My “Third Eye” sparkling in the sunlight.
There’s a razor thin line between wearing something because you respect its beauty and culture and making light of something another considers sacred. While this video describes the Bindi as “a symbol of spirituality and awakening instead of a forehead accessory”. Anjali Joshi explains Why a Bindi Is NOT an Example of Cultural Appropriation. Joshi explains that, “Of my informal survey of 50 Hindu women, not one could accurately explain its history, religious or spiritual significance. I had to Google it myself, and I’ve been wearing one since before I could walk.” But does one South Asian’s opinion validate my decision? Another article breaks down the difference between appropriation and appreciation and wraps up the subject honestly by acknowledging that “our reaction to appropriation is also tied up in who’s doing the appropriating.”
My style inspiration for the first day of Coachella was Frida Kahlo. I’d recently written a post about how much she’s influenced me. So I wanted to pay homage to her by bringing her look to life, as a Fat Black Woman. I knew I wanted to wear a Bindi in a unique way, so I decided to channel Frida’s Third Eye piece and wear three. I couldn’t wait to share my Day #1 photos on my favorite social sites. But I was a little nervous about the possible blowback. Not only did I post on my personal and blog pages I posted in some of the Facebook travel groups I’m a member of. While most of the comments were positive and encouraging, there was some negative feedback. I also noticed that some of my “woke” friends didn’t “like” the photos of me wearing a Bindi. But “loved” and commented on photos from days two and three when I was Bindi-free.
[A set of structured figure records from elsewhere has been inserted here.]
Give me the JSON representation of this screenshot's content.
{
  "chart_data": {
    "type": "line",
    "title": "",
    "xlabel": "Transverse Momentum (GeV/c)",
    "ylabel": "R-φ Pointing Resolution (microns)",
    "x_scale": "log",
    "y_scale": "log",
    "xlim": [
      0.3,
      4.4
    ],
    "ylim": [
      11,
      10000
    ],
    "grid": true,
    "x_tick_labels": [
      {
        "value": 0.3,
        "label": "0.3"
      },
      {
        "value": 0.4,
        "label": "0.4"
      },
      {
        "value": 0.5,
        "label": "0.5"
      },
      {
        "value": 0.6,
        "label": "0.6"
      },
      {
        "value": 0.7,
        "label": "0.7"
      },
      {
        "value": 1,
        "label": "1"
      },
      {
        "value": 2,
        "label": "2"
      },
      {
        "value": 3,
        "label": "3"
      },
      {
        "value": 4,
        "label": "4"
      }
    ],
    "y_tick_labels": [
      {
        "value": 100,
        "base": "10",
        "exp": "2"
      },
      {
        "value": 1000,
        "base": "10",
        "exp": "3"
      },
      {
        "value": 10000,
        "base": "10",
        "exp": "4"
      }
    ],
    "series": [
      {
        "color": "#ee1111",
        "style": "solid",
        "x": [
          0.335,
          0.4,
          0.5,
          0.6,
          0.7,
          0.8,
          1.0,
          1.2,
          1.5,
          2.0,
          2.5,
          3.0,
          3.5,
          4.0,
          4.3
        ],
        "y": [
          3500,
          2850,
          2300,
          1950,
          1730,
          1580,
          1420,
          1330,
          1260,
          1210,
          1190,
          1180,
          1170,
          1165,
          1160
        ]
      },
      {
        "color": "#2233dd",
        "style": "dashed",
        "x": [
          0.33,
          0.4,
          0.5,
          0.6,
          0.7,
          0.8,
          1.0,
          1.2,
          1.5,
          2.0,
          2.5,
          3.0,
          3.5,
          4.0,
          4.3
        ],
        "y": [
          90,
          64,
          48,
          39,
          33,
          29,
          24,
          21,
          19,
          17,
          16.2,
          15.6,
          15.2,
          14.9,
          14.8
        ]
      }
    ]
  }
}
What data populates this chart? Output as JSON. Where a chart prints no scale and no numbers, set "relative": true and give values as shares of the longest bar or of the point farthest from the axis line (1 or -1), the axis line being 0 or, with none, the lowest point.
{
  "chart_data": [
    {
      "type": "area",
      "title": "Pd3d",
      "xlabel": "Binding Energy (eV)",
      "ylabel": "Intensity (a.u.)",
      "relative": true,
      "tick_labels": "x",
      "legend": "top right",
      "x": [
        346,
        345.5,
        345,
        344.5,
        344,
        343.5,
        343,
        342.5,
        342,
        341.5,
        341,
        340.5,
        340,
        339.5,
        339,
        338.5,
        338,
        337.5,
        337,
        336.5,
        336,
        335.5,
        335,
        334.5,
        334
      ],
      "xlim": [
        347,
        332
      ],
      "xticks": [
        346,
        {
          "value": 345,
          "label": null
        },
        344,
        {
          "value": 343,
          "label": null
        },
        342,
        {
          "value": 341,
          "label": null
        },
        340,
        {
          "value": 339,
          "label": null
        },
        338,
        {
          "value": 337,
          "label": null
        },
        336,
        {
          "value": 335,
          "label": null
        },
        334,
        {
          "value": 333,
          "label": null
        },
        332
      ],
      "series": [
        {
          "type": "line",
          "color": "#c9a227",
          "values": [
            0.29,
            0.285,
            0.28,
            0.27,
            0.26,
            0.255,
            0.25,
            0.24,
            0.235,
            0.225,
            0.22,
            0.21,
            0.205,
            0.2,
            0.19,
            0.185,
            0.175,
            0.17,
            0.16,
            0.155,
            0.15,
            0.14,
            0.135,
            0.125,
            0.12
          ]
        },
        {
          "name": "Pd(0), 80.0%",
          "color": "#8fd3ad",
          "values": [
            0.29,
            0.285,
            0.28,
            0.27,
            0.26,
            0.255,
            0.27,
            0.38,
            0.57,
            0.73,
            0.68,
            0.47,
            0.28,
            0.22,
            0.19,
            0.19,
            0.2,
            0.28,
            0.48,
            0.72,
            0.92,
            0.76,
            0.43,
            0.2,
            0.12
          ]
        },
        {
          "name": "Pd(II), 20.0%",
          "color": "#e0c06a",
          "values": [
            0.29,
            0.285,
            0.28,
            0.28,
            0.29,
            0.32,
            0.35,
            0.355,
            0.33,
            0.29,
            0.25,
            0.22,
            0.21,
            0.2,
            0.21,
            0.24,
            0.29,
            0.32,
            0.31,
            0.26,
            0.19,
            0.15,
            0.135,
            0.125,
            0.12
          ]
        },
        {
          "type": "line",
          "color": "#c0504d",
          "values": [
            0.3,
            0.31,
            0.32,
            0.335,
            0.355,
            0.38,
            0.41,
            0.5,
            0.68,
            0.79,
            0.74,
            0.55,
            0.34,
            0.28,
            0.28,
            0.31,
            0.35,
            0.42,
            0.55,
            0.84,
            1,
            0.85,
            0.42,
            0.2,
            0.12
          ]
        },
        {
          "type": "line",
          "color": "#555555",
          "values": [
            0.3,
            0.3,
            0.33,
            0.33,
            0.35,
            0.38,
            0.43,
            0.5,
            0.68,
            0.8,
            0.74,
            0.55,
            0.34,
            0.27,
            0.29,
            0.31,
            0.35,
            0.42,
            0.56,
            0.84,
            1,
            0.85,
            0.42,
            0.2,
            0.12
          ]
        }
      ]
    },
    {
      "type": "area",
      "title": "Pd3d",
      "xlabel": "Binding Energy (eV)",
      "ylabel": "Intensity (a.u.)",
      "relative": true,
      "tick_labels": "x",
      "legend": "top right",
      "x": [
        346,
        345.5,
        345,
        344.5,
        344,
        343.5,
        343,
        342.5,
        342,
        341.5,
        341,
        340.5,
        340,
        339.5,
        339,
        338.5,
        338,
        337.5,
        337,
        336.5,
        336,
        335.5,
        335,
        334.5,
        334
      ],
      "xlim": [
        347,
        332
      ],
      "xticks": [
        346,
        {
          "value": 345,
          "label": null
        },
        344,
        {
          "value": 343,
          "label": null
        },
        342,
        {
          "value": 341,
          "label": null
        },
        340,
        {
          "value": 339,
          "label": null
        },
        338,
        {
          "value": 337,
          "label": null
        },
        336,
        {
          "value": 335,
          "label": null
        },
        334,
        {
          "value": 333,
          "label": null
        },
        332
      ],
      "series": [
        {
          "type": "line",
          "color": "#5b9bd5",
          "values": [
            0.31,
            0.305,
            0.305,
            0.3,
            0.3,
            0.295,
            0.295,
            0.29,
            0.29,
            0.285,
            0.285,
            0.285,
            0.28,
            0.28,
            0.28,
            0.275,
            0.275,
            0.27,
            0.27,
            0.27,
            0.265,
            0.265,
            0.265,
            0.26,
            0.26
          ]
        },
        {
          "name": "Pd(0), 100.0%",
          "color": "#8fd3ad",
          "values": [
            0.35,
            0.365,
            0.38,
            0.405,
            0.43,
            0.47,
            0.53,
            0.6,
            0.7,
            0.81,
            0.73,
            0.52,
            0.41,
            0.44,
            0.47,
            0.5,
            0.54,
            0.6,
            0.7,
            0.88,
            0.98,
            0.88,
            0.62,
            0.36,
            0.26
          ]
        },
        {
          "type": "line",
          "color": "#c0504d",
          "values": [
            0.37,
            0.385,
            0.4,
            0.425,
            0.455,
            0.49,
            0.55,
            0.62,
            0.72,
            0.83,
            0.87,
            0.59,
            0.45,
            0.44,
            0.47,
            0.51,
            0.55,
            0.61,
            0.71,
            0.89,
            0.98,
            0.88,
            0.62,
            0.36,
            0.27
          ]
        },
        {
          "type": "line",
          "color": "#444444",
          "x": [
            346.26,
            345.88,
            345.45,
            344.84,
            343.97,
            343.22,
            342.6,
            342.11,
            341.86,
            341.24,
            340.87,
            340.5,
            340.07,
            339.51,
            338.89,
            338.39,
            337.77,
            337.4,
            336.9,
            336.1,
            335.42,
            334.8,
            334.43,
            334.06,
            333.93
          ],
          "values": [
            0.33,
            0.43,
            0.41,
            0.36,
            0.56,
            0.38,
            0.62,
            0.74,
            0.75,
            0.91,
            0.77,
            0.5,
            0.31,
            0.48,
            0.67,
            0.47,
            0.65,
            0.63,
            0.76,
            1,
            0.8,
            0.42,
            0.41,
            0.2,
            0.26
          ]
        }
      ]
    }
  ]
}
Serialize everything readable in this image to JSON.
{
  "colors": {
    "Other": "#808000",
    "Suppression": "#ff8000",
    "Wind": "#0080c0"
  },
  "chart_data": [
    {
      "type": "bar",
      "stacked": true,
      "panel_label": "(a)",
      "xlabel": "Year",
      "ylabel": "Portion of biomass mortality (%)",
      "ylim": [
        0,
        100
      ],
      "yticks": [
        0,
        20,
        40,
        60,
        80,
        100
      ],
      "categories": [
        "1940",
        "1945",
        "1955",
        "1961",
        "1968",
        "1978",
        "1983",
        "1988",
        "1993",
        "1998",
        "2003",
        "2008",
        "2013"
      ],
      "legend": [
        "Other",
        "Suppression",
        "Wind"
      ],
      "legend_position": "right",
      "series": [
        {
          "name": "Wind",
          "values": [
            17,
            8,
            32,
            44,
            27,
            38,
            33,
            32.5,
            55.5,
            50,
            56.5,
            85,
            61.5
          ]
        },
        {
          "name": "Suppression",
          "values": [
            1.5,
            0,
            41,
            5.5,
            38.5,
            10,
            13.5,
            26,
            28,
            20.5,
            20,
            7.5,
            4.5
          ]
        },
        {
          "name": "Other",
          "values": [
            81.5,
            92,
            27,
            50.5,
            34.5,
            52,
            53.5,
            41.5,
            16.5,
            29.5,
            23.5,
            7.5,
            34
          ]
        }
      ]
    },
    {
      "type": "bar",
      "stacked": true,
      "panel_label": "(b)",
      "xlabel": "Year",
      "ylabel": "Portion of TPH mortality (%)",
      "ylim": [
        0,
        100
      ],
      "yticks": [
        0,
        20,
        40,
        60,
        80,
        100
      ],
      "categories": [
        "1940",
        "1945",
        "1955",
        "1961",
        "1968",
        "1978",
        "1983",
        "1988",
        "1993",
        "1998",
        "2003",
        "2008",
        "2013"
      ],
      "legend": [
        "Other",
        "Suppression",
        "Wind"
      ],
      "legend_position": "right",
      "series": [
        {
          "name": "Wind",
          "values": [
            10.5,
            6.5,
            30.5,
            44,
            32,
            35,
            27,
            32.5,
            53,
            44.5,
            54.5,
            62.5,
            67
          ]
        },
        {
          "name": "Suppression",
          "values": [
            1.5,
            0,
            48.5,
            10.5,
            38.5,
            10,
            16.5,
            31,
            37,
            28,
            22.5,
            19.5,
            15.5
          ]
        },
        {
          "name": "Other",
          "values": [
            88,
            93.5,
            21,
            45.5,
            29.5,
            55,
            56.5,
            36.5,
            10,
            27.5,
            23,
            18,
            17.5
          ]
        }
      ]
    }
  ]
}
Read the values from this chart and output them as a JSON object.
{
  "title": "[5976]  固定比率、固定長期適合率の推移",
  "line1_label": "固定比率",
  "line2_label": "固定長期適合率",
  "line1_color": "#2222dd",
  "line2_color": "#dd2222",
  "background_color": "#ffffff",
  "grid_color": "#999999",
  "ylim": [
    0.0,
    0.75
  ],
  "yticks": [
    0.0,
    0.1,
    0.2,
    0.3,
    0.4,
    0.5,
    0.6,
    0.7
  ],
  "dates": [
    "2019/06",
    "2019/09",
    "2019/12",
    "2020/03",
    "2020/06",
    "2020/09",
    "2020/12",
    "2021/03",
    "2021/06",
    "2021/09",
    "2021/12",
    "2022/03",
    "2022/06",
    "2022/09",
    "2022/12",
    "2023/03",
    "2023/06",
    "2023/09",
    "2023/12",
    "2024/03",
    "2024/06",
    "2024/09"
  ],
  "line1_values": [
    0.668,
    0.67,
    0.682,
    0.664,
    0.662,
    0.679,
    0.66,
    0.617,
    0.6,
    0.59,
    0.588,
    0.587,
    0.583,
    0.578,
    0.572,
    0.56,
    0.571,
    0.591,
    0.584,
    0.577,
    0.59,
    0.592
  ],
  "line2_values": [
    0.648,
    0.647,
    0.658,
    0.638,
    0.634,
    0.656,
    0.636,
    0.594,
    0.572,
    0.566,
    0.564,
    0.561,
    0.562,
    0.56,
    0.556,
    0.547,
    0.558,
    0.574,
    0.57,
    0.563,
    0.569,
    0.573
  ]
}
The irony is Frida was also accused of cultural appropriation. She was known for wearing embroidered dresses of indigenous Tehuana style. Although she wasn’t of indigenous descent, she was enamored by the matriarchal society. Still, the honest truth is that while Frida had the privilege of “playing dress up” indigenous women who wore the same styles remained oppressed.
I don’t think there is anything wrong with appreciating someone else’s culture and wearing things from it in a respectful way because you find it beautiful. Still, fashion is trend driven and while some things are timeless, it’s hard to say what is sacred. Men’s suits are a western fashion staple worn for business and formal events. However, you can visit any country in the world and see business men wearing business suits. Is that cultural appropriation? What about wearing a rosary? Something that’s frowned upon in the Catholic faith. When I visited Thailand I saw signs everywhere explaining that tattoos of Buddha was not only wrong but against the law. Many people have been deported from and even imprisoned in Buddhist countries for sporting their spiritual leader as a tattoo.
Photo via Knowing Buddha
So, long story short, I made a list of fashion clichés and checked them all off in one weekend in Indio. Flower crown? Check! Bikini top? Check! Bindi? Triple check! If you’re offended by me wearing a Bindi, I do apologize because that’s not my intention. However, would I wear it again? Yes! I use fashion as an artistic outlets. I don’t dress to impress others, I dress to express myself. No approval needed.